I have been re-reading Roland Lazenby's mighty Laker tome The Show, and you know what? It was never peaches and cream for those close to the Lakeshow. It's more about the way information flows. These days, there's no hiding a lot of those warts.

Some examples of the kinds of things that have always been part of basketball, but aren't always part of basketball memories:

  • When Magic Johnson was brand new to the League -- this is the guy most consider the greatest point guard ever -- few people believed he could play point guard. And the existing guard, Norm Nixon, led a faction in the locker room to which Kareem Abdul-Jabbar belonged. For instance, Lazenby tells that in practice the coaching staff would give the ball to Johnson to run a play, and Abdul-Jabbar would take the ball from Johnson and give it to Nixon.
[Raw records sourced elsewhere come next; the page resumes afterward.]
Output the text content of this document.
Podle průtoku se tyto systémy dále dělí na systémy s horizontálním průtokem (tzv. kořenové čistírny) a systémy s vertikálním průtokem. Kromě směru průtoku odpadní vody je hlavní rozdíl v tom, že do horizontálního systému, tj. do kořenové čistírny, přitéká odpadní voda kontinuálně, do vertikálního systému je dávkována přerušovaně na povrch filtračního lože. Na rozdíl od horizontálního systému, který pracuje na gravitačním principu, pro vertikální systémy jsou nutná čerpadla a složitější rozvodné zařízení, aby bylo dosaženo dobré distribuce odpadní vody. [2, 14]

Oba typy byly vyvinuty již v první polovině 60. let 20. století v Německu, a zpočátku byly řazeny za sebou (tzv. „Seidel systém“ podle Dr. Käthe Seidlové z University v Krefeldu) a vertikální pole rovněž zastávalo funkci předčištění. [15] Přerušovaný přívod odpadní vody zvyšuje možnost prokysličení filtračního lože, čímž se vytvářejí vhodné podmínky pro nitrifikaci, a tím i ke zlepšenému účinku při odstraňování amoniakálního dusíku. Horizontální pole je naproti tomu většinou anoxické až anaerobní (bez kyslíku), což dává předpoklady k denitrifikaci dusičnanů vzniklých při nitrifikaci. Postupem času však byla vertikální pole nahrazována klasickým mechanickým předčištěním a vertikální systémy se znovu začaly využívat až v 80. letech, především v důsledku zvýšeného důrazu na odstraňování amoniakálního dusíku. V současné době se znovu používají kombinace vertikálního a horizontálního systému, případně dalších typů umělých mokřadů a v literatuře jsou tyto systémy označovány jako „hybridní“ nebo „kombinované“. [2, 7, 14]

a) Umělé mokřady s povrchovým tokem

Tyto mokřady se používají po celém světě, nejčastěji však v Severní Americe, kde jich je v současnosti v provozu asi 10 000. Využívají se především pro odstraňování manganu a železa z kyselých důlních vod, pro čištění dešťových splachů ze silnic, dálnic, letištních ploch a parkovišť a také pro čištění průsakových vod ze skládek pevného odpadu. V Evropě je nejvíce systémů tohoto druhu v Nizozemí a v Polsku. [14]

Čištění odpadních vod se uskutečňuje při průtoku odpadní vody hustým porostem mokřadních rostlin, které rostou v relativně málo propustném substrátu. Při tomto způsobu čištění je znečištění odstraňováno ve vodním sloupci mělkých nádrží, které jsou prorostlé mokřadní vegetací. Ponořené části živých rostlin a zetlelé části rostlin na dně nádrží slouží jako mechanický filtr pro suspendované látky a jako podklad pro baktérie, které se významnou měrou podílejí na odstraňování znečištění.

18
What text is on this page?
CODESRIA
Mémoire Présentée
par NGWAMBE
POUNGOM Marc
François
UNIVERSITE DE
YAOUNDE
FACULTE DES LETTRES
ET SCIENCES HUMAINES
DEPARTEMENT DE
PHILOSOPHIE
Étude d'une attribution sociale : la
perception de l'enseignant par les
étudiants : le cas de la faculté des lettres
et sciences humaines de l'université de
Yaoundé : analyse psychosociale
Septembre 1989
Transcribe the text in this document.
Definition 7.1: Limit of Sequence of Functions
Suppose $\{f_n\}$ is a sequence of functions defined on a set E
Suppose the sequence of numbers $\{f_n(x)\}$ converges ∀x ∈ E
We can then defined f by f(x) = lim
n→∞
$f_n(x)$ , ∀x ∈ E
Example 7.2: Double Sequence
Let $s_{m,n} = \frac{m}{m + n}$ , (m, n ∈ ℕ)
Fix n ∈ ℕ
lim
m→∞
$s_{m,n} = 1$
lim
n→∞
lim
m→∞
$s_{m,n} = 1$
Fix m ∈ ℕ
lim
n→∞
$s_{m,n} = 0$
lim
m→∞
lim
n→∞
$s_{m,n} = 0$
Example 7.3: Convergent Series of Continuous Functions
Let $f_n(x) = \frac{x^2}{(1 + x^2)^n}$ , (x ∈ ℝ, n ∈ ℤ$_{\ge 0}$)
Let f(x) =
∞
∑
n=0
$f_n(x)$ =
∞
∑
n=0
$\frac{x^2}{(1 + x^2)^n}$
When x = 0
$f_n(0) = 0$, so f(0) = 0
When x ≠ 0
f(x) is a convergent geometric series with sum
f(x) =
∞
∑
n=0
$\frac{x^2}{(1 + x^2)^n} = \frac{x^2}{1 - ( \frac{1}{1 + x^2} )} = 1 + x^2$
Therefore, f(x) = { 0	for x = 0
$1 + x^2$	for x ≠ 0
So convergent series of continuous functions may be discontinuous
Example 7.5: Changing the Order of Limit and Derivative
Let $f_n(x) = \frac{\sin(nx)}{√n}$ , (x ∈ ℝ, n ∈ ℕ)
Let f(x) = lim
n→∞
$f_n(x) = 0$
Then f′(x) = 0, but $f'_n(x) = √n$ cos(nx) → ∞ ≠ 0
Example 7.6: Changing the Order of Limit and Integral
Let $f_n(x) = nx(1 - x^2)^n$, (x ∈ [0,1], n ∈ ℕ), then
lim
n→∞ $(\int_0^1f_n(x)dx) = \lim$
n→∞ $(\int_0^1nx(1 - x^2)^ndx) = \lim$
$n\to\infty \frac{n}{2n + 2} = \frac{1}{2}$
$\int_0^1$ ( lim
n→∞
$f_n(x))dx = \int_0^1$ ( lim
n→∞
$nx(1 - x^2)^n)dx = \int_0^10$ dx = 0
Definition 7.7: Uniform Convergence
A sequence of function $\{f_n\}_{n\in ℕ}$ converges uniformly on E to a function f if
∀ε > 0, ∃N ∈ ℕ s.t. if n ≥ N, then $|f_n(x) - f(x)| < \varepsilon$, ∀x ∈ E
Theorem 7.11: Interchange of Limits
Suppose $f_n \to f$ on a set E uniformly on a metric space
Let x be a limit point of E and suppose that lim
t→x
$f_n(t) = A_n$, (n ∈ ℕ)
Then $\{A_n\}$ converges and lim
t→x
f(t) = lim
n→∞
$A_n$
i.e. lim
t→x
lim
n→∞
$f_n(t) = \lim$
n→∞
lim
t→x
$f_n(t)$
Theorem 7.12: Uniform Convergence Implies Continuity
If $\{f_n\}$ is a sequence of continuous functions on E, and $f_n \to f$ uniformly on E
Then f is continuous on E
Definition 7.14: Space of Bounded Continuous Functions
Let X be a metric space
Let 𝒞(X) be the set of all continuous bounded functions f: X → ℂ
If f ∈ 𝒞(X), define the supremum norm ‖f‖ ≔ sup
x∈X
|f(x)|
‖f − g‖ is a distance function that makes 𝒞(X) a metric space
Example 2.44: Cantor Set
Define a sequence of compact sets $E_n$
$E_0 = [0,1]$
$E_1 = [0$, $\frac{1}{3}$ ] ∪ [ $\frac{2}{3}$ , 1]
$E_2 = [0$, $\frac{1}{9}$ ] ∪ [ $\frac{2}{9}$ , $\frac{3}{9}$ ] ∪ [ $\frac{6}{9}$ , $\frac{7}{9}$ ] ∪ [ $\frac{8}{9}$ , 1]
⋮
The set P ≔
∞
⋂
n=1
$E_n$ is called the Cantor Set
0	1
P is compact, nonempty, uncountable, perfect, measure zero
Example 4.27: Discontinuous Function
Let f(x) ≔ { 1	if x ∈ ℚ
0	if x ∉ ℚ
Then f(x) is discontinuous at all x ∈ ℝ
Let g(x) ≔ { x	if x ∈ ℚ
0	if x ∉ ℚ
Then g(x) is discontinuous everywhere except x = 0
  • At one point, Magic Johnson told the press he wanted to be traded because of the style of play, and coach Paul Westhead was instantly replaced.

  • At the press conference to announce Westhead's replacement, owner Jerry Buss said that Jerry West would be the coach. West was there and denied it. Pat Riley -- who had recently been a broadcaster -- got the job. You almost never see that kind of nuttiness anymore.

  • Jamaal Wilkes, talking about the 1982 title team, says "we had so many unhappy people you wouldn't believe it."

  • When Magic Johnson got a big new contract, Lazenby says Kareem Abdul-Jabbar called a press conference and wondered aloud if Johnson had become part of Laker management. Abdul-Jabbar ended up getting himself a bigger contract.

Also, one thing I'll say about today's NBA: At least the uniforms match.